Отчего-то Наташенька, Наталья Сергеевна, как будто не рада своему здоровью и своей красоте, цветущему загару и пышным волосам! И в простоте и правдивости, забывая о собственной молодости, Анюта думает: "Ей бы, Наташе, мужа бы да детей! И здоровье пригодилось бы и не было бы ей в тягость!"

Наташа считает дни, месяцы, даже года: с летом кончится третий год ее заграничной жизни. Последний год прошел быстро, скучно и незаметно: мелькнул серыми месяцами, хоть и у лазурного моря. Планы, расчеты, ожиданья - все оборвалось сразу. С последним роспуском боевой группы исчез Шварц, вероятно, он в Финляндии. Весной приезжал из Парижа Бодрясин - просто повидаться, а может быть, проездом по делам, у него не узнаешь. Рассказал подробности о гибели Ринальдо, о полной неудаче всех последних начинаний

Шварца, об унынии в рядах заграничников, о таком же унынии в России. Впрочем, о России рассказывал мало, уверял, что ездил туда ловить рыбу и что, действительно, удалось ему вытянуть преоггромного г-голавля.

– Что же делать?

– К-купаться и изучать Лаврова и М-михайловского. Очень интересно и полезно, от-т-тложившаяся мудрость!

– Нет, а серьезно?

– Ну, можно, например, п-перестроить жизнь на личный лад. Боюсь, что вы за меня замуж не собираетесь и потому з-за-держиваю последнее объяснение.

– Я вас серьезно, совсем серьезно спрашиваю, Бодрясин!

– А я вам столь же серьезно отвечаю, что знаю не больше вашего по существу дела; по вопросу же личному, откладывая разговор с вами, п-полагаю обратиться к Анне Петровне, потому что ее считаю более снисходительной к моим недостаткам.

И он действительно, пока жил на вилле каторжан, много времени проводил с Анютой, успел ее приручить и сам, как бы нечаянно, приручился.

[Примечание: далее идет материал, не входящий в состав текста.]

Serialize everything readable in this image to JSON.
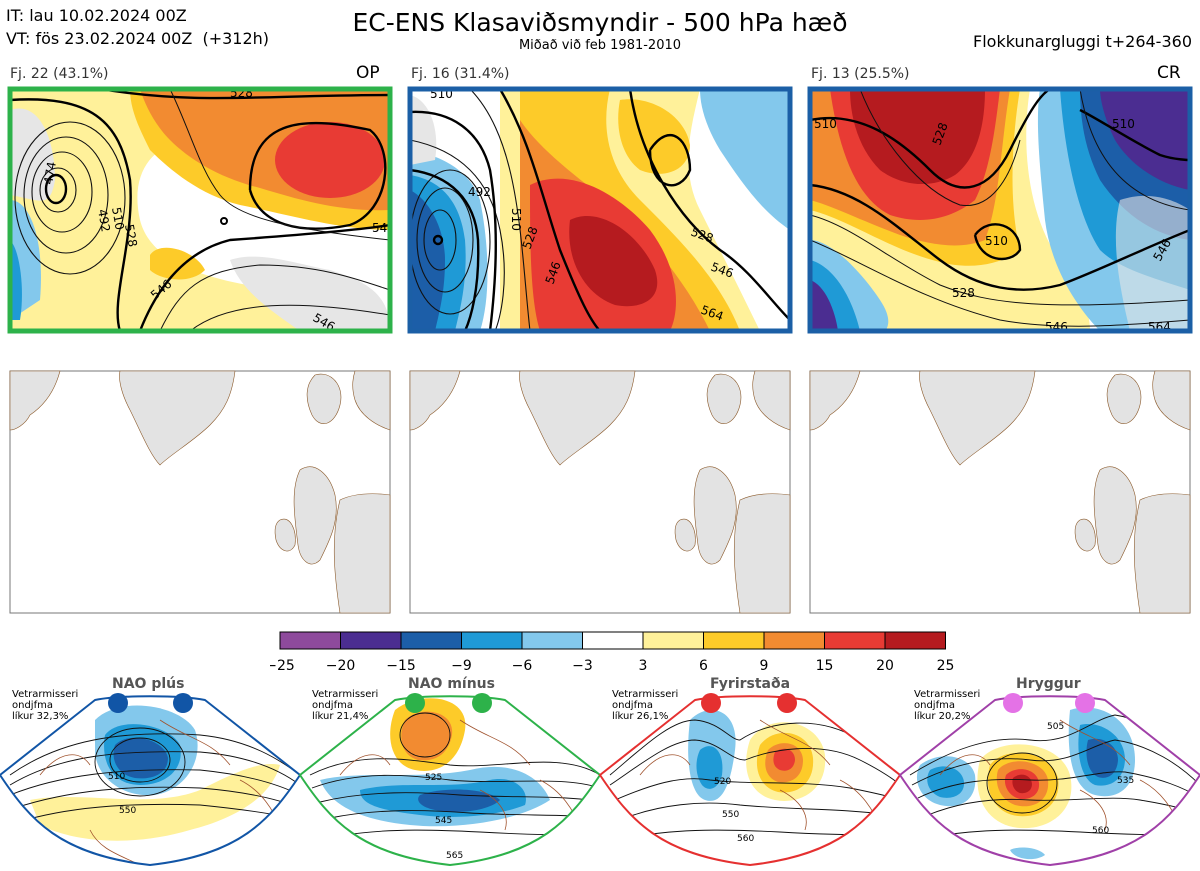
{
  "header": {
    "it_line": "IT: lau 10.02.2024 00Z",
    "vt_line": "VT: fös 23.02.2024 00Z  (+312h)",
    "title": "EC-ENS Klasaviðsmyndir - 500 hPa hæð",
    "subtitle": "Miðað við feb 1981-2010",
    "window": "Flokkunargluggi t+264-360"
  },
  "panels": [
    {
      "label": "Fj. 22 (43.1%)",
      "tag": "OP",
      "border": "#2db24a",
      "members": 22,
      "percent": 43.1,
      "contours": [
        "528",
        "474",
        "492",
        "510",
        "528",
        "546",
        "546",
        "546"
      ]
    },
    {
      "label": "Fj. 16 (31.4%)",
      "tag": "",
      "border": "#1b5fa6",
      "members": 16,
      "percent": 31.4,
      "contours": [
        "510",
        "492",
        "510",
        "528",
        "546",
        "564",
        "528",
        "546"
      ]
    },
    {
      "label": "Fj. 13 (25.5%)",
      "tag": "CR",
      "border": "#1b5fa6",
      "members": 13,
      "percent": 25.5,
      "contours": [
        "510",
        "528",
        "510",
        "528",
        "546",
        "510",
        "546",
        "564"
      ]
    }
  ],
  "chart_data": {
    "type": "heatmap",
    "title": "EC-ENS Klasaviðsmyndir - 500 hPa hæð",
    "colorbar": {
      "ticks": [
        "−25",
        "−20",
        "−15",
        "−9",
        "−6",
        "−3",
        "3",
        "6",
        "9",
        "15",
        "20",
        "25"
      ],
      "tick_values": [
        -25,
        -20,
        -15,
        -9,
        -6,
        -3,
        3,
        6,
        9,
        15,
        20,
        25
      ],
      "colors": [
        "#8e4a9c",
        "#4b2d91",
        "#1c5ea8",
        "#1f9ad6",
        "#83c8ec",
        "#ffffff",
        "#fff19a",
        "#fdcb29",
        "#f28b31",
        "#e83b34",
        "#b51b1f"
      ]
    },
    "clusters": [
      {
        "name": "Fj. 22",
        "members": 22,
        "percent": 43.1,
        "tag": "OP"
      },
      {
        "name": "Fj. 16",
        "members": 16,
        "percent": 31.4,
        "tag": ""
      },
      {
        "name": "Fj. 13",
        "members": 13,
        "percent": 25.5,
        "tag": "CR"
      }
    ],
    "regimes": [
      {
        "name": "NAO plús",
        "likelihood_percent": 32.3
      },
      {
        "name": "NAO mínus",
        "likelihood_percent": 21.4
      },
      {
        "name": "Fyrirstaða",
        "likelihood_percent": 26.1
      },
      {
        "name": "Hryggur",
        "likelihood_percent": 20.2
      }
    ]
  },
  "regimes": [
    {
      "name": "NAO plús",
      "text": "Vetrarmisseri\nondjfma\nlíkur 32,3%",
      "color": "#1155a6",
      "labels": [
        "510",
        "550"
      ]
    },
    {
      "name": "NAO mínus",
      "text": "Vetrarmisseri\nondjfma\nlíkur 21,4%",
      "color": "#2db24a",
      "labels": [
        "525",
        "545",
        "565"
      ]
    },
    {
      "name": "Fyrirstaða",
      "text": "Vetrarmisseri\nondjfma\nlíkur 26,1%",
      "color": "#e53030",
      "labels": [
        "520",
        "550",
        "560"
      ]
    },
    {
      "name": "Hryggur",
      "text": "Vetrarmisseri\nondjfma\nlíkur 20,2%",
      "color": "#e472e6",
      "labels": [
        "505",
        "535",
        "560"
      ]
    }
  ]
}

Звал ее гулять на ручеек,- горный ручеек, весной полноводный. Говорил с ней ласково и серьезно, единственный из всех подолгу ее расспрашивал, как думает она устроить свою дальнейшую жизнь, вспоминал о своем посещении Катери-ны Тимофеевны на Первой Мещанской, даже ей одной рассказал, как ему удалось избегнуть ареста в Москве, в Самаре, еще в двух городах и, наконец, снова выбраться за границу. Со всеми скрытный и немного насмешливый, он был с Анютой прост, серьезен и особенно дружески-почтителен.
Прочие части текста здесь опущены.